The federal government has reversed its stance on whether recruitment companies can be considered eligible to sponsor offshore labour, following a meeting with Australia's primary information technology recruitment industry association.
The government now claims its crackdown on the sector -- signalled by a Department of Immigration and Multicultural and Indigenous Affairs (DIMIA) ruling that recruitment companies could no longer qualify as direct employers -- was designed only to target those contract-management companies who were trying to subvert visa regulations.
Had the original ruling -- reported by several media outlets and confirmed to ZDNet Australia late last month -- stood, several thousand imported information technology professionals working on 457 visas would have been affected.
At the time, a DIMIA spokeswoman said the department's interpretation of the regulation would forbid recruitment companies from qualifying as direct employers under the scheme.
"If these people are being sponsored in any way they have to be sponsored by the employer, not by the recruitment companies," said the spokeswoman.
However, DIMIA's public affairs team has now denied ever making the statement, saying only that it was designed to stop contract-management companies abusing the regulations. It is understood that some companies were bringing migrants into the country before placing them in work as means of side-stepping Australian migration restrictions.
A spokesperson for the IT Consultant and Recruitment Association (ITCRA) said its membership "went ballistic" when they read media reports suggesting that recruitment companies were no longer eligible for 457 visas.
ITCRA vice president, Mike Weale, accused journalists of failing to check with ITCRA or DIMIA before publishing "misinformation" that was "peddled" by spokespeople for unnamed organisations.
Weale says the group's members have been the victims of a smear campaign.

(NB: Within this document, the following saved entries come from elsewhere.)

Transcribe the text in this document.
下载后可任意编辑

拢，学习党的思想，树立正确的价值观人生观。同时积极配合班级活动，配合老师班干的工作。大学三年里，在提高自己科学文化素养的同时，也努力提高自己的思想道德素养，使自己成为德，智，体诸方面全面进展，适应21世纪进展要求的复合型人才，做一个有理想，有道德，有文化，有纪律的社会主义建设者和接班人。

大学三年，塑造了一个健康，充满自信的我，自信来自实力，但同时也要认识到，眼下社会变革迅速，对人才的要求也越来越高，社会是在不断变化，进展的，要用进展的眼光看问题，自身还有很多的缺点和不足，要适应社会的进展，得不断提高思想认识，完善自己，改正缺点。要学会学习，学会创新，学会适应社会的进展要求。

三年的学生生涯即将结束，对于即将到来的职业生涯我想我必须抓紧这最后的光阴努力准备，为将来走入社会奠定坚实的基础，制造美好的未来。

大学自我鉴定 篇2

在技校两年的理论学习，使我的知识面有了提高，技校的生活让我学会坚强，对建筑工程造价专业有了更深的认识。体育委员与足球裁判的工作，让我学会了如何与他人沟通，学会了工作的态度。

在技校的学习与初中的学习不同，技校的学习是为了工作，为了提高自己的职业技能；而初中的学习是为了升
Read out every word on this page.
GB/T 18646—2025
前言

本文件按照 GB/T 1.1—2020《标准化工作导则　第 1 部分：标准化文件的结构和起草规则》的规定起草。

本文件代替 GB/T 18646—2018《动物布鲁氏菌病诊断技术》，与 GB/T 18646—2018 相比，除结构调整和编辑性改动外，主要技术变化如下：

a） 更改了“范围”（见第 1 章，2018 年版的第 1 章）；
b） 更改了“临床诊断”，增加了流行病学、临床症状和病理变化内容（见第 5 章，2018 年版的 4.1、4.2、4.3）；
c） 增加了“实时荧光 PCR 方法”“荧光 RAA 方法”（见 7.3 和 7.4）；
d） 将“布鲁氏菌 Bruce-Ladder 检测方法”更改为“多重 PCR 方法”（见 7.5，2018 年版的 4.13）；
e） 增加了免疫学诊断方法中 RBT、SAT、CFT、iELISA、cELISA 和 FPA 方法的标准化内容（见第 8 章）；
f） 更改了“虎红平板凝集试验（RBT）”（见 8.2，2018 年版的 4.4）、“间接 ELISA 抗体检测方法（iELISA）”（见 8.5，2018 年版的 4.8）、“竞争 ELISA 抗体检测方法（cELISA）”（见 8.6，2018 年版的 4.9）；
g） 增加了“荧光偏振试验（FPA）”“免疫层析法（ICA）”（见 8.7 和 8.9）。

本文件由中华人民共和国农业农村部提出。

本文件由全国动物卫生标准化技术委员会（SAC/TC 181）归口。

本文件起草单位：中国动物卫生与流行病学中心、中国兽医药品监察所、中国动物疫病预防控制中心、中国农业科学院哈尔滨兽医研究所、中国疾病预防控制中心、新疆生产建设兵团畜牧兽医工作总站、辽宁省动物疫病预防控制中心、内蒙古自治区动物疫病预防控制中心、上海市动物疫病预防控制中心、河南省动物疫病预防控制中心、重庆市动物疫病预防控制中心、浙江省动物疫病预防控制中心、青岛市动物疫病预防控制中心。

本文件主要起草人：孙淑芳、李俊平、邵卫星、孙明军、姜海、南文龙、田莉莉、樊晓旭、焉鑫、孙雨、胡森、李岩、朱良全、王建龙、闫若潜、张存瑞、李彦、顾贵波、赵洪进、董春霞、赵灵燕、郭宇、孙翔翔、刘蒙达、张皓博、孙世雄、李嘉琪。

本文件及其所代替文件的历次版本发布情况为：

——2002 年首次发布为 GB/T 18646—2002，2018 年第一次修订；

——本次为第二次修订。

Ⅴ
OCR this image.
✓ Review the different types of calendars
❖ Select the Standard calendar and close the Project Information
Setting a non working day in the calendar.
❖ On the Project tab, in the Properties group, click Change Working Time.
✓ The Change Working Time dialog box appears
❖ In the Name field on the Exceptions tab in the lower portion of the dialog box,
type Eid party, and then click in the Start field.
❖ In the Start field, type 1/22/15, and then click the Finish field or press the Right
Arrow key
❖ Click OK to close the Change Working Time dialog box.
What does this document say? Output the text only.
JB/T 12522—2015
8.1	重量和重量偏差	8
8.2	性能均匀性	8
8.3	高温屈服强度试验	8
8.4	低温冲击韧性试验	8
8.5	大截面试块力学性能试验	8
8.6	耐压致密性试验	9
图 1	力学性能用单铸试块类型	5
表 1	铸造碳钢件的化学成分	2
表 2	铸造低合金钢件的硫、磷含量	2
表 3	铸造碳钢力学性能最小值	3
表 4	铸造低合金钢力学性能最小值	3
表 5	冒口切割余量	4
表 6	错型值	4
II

"I am starting to question their motives for blatantly misinforming the readership and can only deduct that their objective is often nothing more than to besmirch the reputation of the recruitment industry or just to put out a mischievous story to [the] content-starved IT media sector," said Weale.
DIMIA's change of heart followed a meeting between a senior DIMIA official and ITCRA.
Recruitment companies have until 1 March next year to comply with DIMIA's new regulations preventing specialist management companies handling 457 visa applications on their behalf.
ZDNet Australia’s Andrew Colley reported from Sydney.